Note that I've never used Ada. I've only read about this feature, so do your research before you plunge in.
It is certainly possible. There are many different techniques to do that, but 'dependent types' is the most popular.
The constraints can be even checked statically at compile time by compiler. See, for example, Agda2 and ATS (ats-lang.org).
Weaker forms of your 'range types' are possible without full dependent types, I think.
Some keywords to search for research papers:
- Guarded types
- Refinment types
- Subrange types
Certainly! In case you missed it: C. Do you C? You don't C? You don't count short as a constraint on Integer? Ok, so C only gives you pre-packaged constrained types.
BTW: It seems the answer that Pascal has subrange types misses the point of them. In Pascal array bounds violations are not possible. This is because the array index must of the same type as the array was declared with. In turn this means that to use an integer index you must coerce it down to the subrange, and that is where the run time check is done, not accessing the array.
This is a very important idea because it means a for loop over an array index type may access the array components safely without any run time checking.
Pascal has subranges. Ada extended that a bit, so you can do something like a subrange, or you can create an entirely new type with characteristics of the existing type, but not compatible with it (e.g., even if it was in the right range, you wouldn't be able to assign an Integer to your new type based off of Integer).
C++ doesn't support the idea directly, but is flexible enough that you can implement it if you want to. If you decide to support all the compound assignment operators (+=, -=, *=, etc.) this can be a lot of work though.
Other languages that support operator overloading (e.g., ML and company) can probably support it in much the same way as C++.

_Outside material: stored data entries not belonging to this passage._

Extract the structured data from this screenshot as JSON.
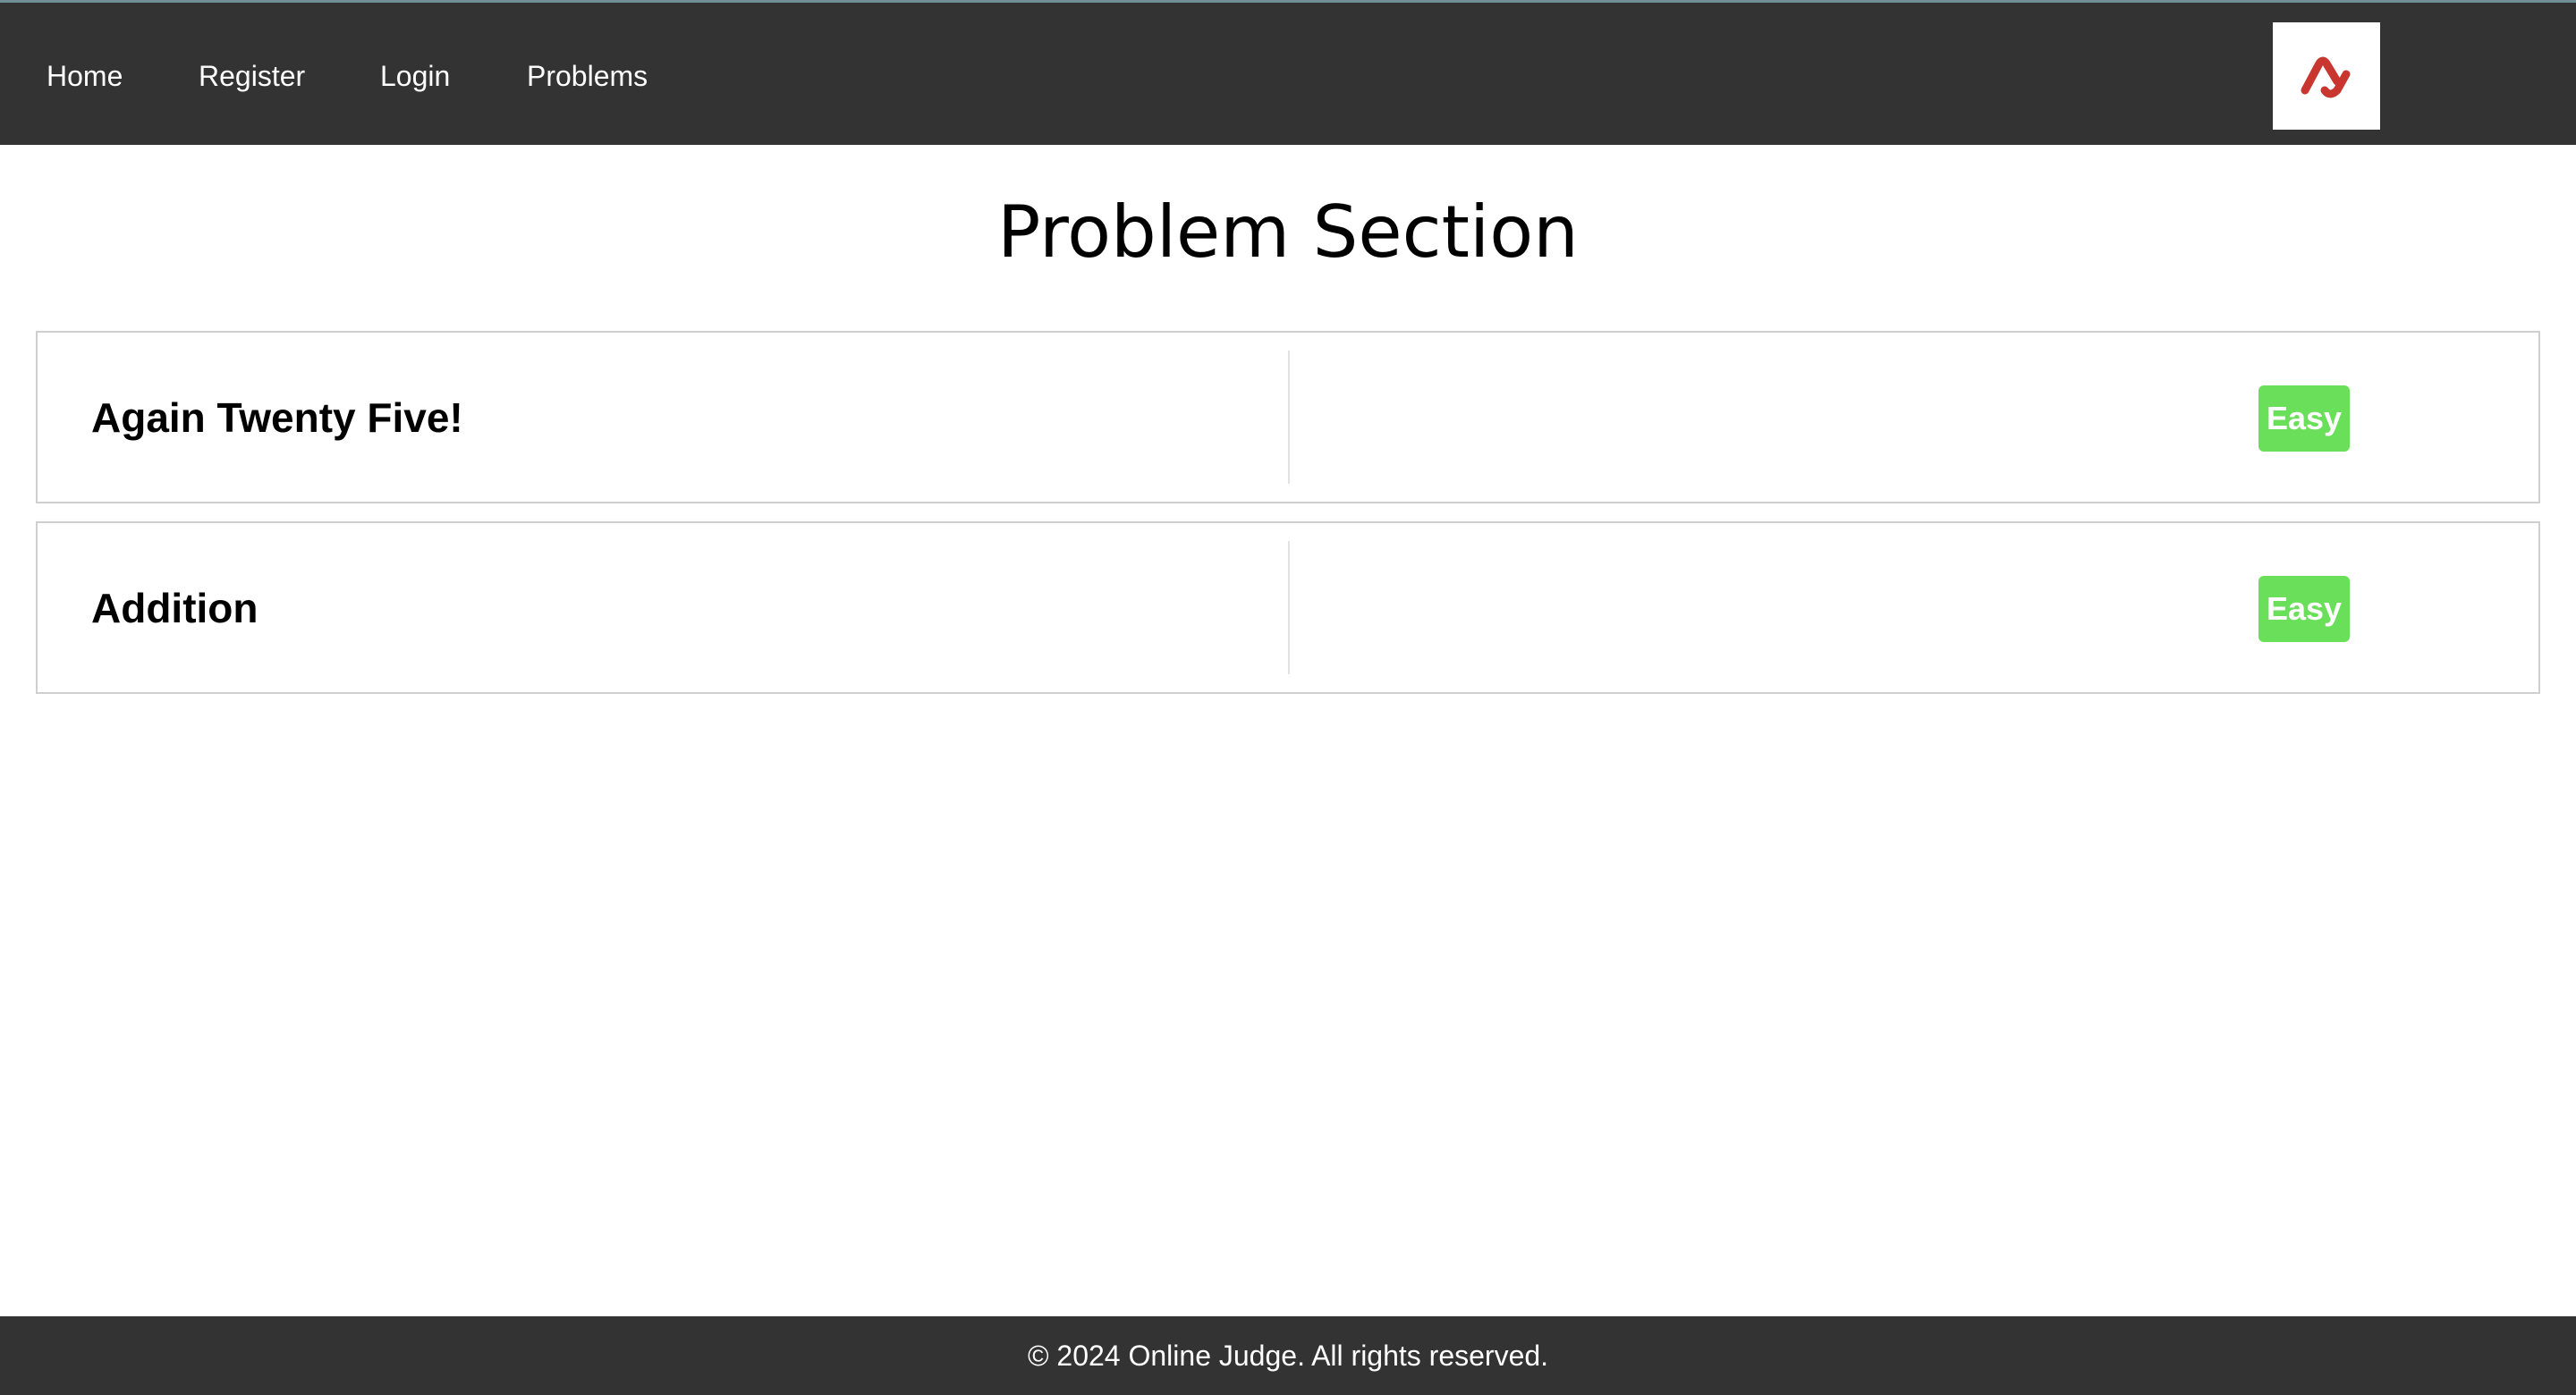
{
  "nav": {
    "items": [
      {
        "label": "Home"
      },
      {
        "label": "Register"
      },
      {
        "label": "Login"
      },
      {
        "label": "Problems"
      }
    ],
    "logo_icon": "logo-icon"
  },
  "main": {
    "title": "Problem Section",
    "problems": [
      {
        "title": "Again Twenty Five!",
        "difficulty": "Easy"
      },
      {
        "title": "Addition",
        "difficulty": "Easy"
      }
    ]
  },
  "footer": {
    "text": "© 2024 Online Judge. All rights reserved."
  },
  "colors": {
    "nav_background": "#333333",
    "footer_background": "#333333",
    "easy_badge": "#6ae05a",
    "logo_red": "#c8362f"
  }
}
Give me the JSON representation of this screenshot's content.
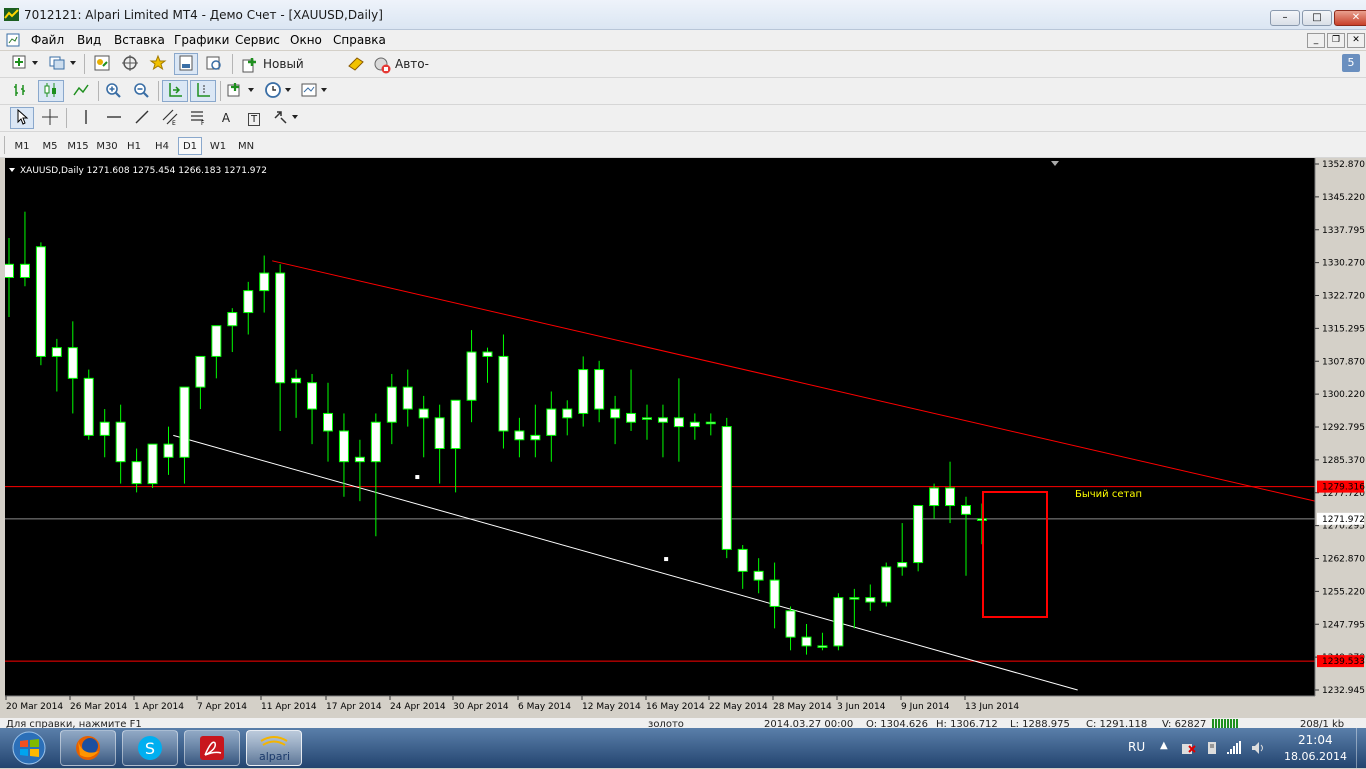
{
  "window": {
    "title": "7012121: Alpari Limited MT4 - Демо Счет - [XAUUSD,Daily]",
    "min": "–",
    "max": "□",
    "close": "✕"
  },
  "menu": [
    "Файл",
    "Вид",
    "Вставка",
    "Графики",
    "Сервис",
    "Окно",
    "Справка"
  ],
  "toolbar": {
    "new_order": "Новый Ордер",
    "auto_trading": "Авто-торговля",
    "search_placeholder": "",
    "badge": "5"
  },
  "draw_tools": {
    "text": "A",
    "text_label": "T"
  },
  "timeframes": [
    "M1",
    "M5",
    "M15",
    "M30",
    "H1",
    "H4",
    "D1",
    "W1",
    "MN"
  ],
  "active_timeframe": "D1",
  "chart": {
    "header": "XAUUSD,Daily  1271.608 1275.454 1266.183 1271.972",
    "annotation": "Бычий сетап",
    "price_labels": [
      "1352.870",
      "1345.220",
      "1337.795",
      "1330.270",
      "1322.720",
      "1315.295",
      "1307.870",
      "1300.220",
      "1292.795",
      "1285.370",
      "1277.720",
      "1270.295",
      "1262.870",
      "1255.220",
      "1247.795",
      "1240.370",
      "1232.945"
    ],
    "current_price": "1271.972",
    "resistance_label": "1279.316",
    "support_label": "1239.533",
    "date_labels": [
      "20 Mar 2014",
      "26 Mar 2014",
      "1 Apr 2014",
      "7 Apr 2014",
      "11 Apr 2014",
      "17 Apr 2014",
      "24 Apr 2014",
      "30 Apr 2014",
      "6 May 2014",
      "12 May 2014",
      "16 May 2014",
      "22 May 2014",
      "28 May 2014",
      "3 Jun 2014",
      "9 Jun 2014",
      "13 Jun 2014"
    ],
    "colors": {
      "bg": "#000000",
      "bull": "#ffffff",
      "bear": "#ffffff",
      "wick": "#00ff00",
      "resistance": "#ff0000",
      "trend_up": "#ffffff",
      "annotation": "#ffff00"
    }
  },
  "chart_data": {
    "type": "candlestick",
    "symbol": "XAUUSD",
    "timeframe": "Daily",
    "ylim": [
      1232.945,
      1352.87
    ],
    "candles": [
      [
        1327,
        1336,
        1318,
        1330
      ],
      [
        1330,
        1342,
        1325,
        1327
      ],
      [
        1334,
        1335,
        1307,
        1309
      ],
      [
        1309,
        1313,
        1301,
        1311
      ],
      [
        1311,
        1317,
        1296,
        1304
      ],
      [
        1304,
        1306,
        1290,
        1291
      ],
      [
        1291,
        1297,
        1286,
        1294
      ],
      [
        1294,
        1298,
        1280,
        1285
      ],
      [
        1285,
        1288,
        1278,
        1280
      ],
      [
        1280,
        1289,
        1279,
        1289
      ],
      [
        1289,
        1293,
        1282,
        1286
      ],
      [
        1286,
        1302,
        1280,
        1302
      ],
      [
        1302,
        1307,
        1297,
        1309
      ],
      [
        1309,
        1316,
        1304,
        1316
      ],
      [
        1316,
        1320,
        1310,
        1319
      ],
      [
        1319,
        1326,
        1314,
        1324
      ],
      [
        1324,
        1332,
        1319,
        1328
      ],
      [
        1328,
        1330,
        1292,
        1303
      ],
      [
        1303,
        1306,
        1295,
        1304
      ],
      [
        1303,
        1305,
        1289,
        1297
      ],
      [
        1296,
        1303,
        1285,
        1292
      ],
      [
        1292,
        1296,
        1277,
        1285
      ],
      [
        1286,
        1290,
        1276,
        1285
      ],
      [
        1285,
        1296,
        1268,
        1294
      ],
      [
        1294,
        1305,
        1289,
        1302
      ],
      [
        1302,
        1306,
        1293,
        1297
      ],
      [
        1297,
        1300,
        1286,
        1295
      ],
      [
        1295,
        1298,
        1280,
        1288
      ],
      [
        1288,
        1299,
        1278,
        1299
      ],
      [
        1299,
        1315,
        1294,
        1310
      ],
      [
        1310,
        1311,
        1303,
        1309
      ],
      [
        1309,
        1314,
        1288,
        1292
      ],
      [
        1292,
        1295,
        1286,
        1290
      ],
      [
        1290,
        1298,
        1286,
        1291
      ],
      [
        1291,
        1301,
        1285,
        1297
      ],
      [
        1297,
        1299,
        1291,
        1295
      ],
      [
        1296,
        1309,
        1293,
        1306
      ],
      [
        1306,
        1308,
        1294,
        1297
      ],
      [
        1297,
        1300,
        1289,
        1295
      ],
      [
        1296,
        1306,
        1292,
        1294
      ],
      [
        1295,
        1298,
        1290,
        1295
      ],
      [
        1295,
        1298,
        1286,
        1294
      ],
      [
        1295,
        1304,
        1285,
        1293
      ],
      [
        1294,
        1296,
        1290,
        1293
      ],
      [
        1294,
        1296,
        1291,
        1294
      ],
      [
        1293,
        1295,
        1263,
        1265
      ],
      [
        1265,
        1266,
        1256,
        1260
      ],
      [
        1260,
        1263,
        1255,
        1258
      ],
      [
        1258,
        1262,
        1247,
        1252
      ],
      [
        1251,
        1252,
        1242,
        1245
      ],
      [
        1245,
        1248,
        1241,
        1243
      ],
      [
        1243,
        1246,
        1242,
        1243
      ],
      [
        1243,
        1255,
        1242,
        1254
      ],
      [
        1254,
        1256,
        1247,
        1254
      ],
      [
        1254,
        1257,
        1251,
        1253
      ],
      [
        1253,
        1262,
        1252,
        1261
      ],
      [
        1261,
        1271,
        1259,
        1262
      ],
      [
        1262,
        1275,
        1260,
        1275
      ],
      [
        1275,
        1280,
        1272,
        1279
      ],
      [
        1279,
        1285,
        1271,
        1275
      ],
      [
        1275,
        1277,
        1259,
        1273
      ],
      [
        1271.608,
        1275.454,
        1266.183,
        1271.972
      ]
    ],
    "horizontal_lines": [
      1279.316,
      1271.972,
      1239.533
    ],
    "trendlines": [
      {
        "from": [
          1330.8,
          "11 Apr 2014"
        ],
        "to": [
          1276,
          "right edge"
        ]
      },
      {
        "from": [
          1291,
          "2 Apr 2014"
        ],
        "to": [
          1232.945,
          "13 Jun 2014"
        ]
      }
    ]
  },
  "status": {
    "help": "Для справки, нажмите F1",
    "profile": "золото",
    "datetime": "2014.03.27 00:00",
    "open": "O: 1304.626",
    "high": "H: 1306.712",
    "low": "L: 1288.975",
    "close": "C: 1291.118",
    "volume": "V: 62827",
    "traffic": "208/1 kb"
  },
  "taskbar": {
    "lang": "RU",
    "time": "21:04",
    "date": "18.06.2014",
    "alpari": "alpari"
  }
}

Also note that there are a few non-trivial decisions involved in the design. In particular, if the type is used in a way that could/does result in an intermediate result that overflows the specified range, but produces a final result that's within the specified range, what do you want to happen? Depending on your situation, that might be an error, or it might be entirely acceptable, and you'll have to decide which.
I really doubt that you can do that. Afterall these are primitive datatypes, with emphasis on primitive!
adding a constraint will make the type a subclass of its primitive state, thus extending it.
from wikipedia:
a basic type is a data type provided by a programming language as a basic building block. Most languages allow more complicated composite types to be recursively constructed starting from basic types.
a built-in type is a data type for which the programming language provides built-in support.
So personally, even if it is possible i wouldnt do, since its a bad practice. Instead just create an object that returns this type and the constraints (which i am sure you thought of this solution).
SQL has domains, which consist of a base type together with a dynamically-checked constraint. For example, you might define the domain telephone_number as a character string with an appropriate number of digits, valid area code, etc.